Così come una visita alle Cinque Terre ha fatto tirar fuori il taccuino dalla tasca di Milena per scrivere, nel 2005, la poesia dal titolo “Terra mia”. “…Mentre immobili sguardi scrutano, imperturbati, l’attimo dell’alta, indicibile, bellezza di te, o amata terra”. La parte finale del docufilm, girato a Tivoli, Milena Perico vuole dedicarla a se stessa con la lettura della poesia “Fragile”. “Cresciuta son io, fra pioppi e rosari. Le onde e i tumulti di animi persi. Questo è il mio mare e di me, in verità, resta solo la fragile fibra del mio universo”. E, soprattutto, agli altri. «Ho sempre avuto un orecchio e un occhio verso la condizione sociale delle persone». A dimostrare la sua attenzione verso il sociale e la tematica della violenza sulle donne, è, infatti, la poesia “Bambola violata”, scritta nel suo paese di adozione, Brunico, principale centro della Val Pusteria, in Trentino Alto Adige.
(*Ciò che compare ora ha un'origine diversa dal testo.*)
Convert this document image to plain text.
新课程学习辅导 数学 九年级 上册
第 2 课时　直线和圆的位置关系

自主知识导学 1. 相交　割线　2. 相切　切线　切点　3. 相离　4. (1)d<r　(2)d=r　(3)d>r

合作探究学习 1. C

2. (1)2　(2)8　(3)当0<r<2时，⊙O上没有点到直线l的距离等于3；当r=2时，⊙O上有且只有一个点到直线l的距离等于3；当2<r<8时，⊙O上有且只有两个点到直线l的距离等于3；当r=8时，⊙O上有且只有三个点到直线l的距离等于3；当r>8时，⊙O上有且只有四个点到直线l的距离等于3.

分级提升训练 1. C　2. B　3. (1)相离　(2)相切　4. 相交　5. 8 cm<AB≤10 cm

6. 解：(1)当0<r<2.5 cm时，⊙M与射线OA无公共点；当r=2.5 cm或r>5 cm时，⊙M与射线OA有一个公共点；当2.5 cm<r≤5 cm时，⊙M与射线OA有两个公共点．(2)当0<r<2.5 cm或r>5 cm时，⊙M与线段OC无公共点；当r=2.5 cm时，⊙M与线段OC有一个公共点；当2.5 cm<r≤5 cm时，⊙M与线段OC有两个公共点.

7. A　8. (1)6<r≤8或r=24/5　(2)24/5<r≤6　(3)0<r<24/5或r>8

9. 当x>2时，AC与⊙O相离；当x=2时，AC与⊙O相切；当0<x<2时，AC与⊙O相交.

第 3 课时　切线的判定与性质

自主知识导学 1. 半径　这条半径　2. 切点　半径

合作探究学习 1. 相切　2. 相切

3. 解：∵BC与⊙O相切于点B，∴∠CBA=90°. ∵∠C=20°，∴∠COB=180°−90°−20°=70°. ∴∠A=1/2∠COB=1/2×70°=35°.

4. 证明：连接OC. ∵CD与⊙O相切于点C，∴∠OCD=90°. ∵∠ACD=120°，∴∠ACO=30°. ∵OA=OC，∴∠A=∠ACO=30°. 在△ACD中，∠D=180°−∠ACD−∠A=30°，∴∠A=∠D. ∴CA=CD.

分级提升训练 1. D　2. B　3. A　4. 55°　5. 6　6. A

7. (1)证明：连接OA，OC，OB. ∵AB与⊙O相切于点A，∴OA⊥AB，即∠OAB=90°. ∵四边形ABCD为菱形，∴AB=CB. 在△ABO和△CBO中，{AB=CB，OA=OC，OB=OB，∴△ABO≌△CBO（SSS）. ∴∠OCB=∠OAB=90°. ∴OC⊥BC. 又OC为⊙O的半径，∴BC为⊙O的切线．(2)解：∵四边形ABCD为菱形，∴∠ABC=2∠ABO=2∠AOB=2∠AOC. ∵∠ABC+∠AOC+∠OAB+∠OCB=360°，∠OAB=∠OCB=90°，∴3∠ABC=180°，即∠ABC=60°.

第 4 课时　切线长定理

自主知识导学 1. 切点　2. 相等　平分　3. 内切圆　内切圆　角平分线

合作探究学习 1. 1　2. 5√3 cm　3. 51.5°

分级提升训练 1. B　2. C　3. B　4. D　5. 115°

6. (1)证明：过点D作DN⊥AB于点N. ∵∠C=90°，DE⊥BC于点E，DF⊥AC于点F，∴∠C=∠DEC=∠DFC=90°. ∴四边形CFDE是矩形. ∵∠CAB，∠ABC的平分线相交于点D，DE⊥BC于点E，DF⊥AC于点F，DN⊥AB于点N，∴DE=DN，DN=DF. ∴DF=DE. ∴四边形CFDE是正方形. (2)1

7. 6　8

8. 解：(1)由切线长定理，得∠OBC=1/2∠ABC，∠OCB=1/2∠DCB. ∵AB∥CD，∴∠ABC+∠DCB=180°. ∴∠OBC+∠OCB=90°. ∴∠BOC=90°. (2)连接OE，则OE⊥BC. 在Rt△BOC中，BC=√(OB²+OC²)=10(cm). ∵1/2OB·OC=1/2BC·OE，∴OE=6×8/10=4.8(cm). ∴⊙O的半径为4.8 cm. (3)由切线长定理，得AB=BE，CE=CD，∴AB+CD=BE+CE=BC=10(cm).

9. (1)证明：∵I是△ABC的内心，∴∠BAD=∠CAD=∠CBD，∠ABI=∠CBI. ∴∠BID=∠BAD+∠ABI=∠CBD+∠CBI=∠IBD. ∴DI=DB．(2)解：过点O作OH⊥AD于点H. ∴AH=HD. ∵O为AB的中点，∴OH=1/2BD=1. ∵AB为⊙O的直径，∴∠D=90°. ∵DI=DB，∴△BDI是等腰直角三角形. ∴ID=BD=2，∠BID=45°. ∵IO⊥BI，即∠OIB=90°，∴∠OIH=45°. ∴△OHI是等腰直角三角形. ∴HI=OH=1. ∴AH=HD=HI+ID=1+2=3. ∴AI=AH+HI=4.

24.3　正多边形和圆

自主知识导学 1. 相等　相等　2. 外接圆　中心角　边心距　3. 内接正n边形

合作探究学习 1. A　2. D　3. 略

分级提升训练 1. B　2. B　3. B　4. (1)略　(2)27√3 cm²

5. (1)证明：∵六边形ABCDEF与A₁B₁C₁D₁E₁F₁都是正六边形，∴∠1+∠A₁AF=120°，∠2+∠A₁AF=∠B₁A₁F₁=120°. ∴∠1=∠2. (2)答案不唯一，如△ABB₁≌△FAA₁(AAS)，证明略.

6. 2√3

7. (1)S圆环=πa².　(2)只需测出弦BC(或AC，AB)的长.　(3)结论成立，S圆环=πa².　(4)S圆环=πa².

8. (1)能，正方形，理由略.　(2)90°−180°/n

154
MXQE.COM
Come tutte le liriche contenute nella seconda raccolta “Notturno”, parla di storie vere, talvolta anche fatti di cronaca. “Mentre piangeva, pregava. Era quello il momento. Di dormire”. «Vorrei dedicare le mie parole, la mia sensibilità, a tutte quelle donne che stanno soffrendo tanto, per lanciare un messaggio di speranza: attraverso la letteratura e la poesia si possono esprimere pensieri non solo leggiadri ma anche funzionali al miglioramento della nostra società. Con l’auspicio che tutta questa violenza possa prima o poi fermarsi». A suggellare, infine, le parole di Milena Perico, anche Cosimo Damiano Damato, scrittore, regista e sceneggiatore, attivo soprattutto nel mondo del teatro. «La poesia è la sorella libera della pazzia. L’amore rende ogni poesia medicina da bere, insieme al vino, per dimenticare ogni dolore e svegliarsi con un tatuaggio rosso d’inchiostro. E si danza, ci si danna, ci si assolve da ogni condanna, da ogni peccato, da ogni pensiero desiderato».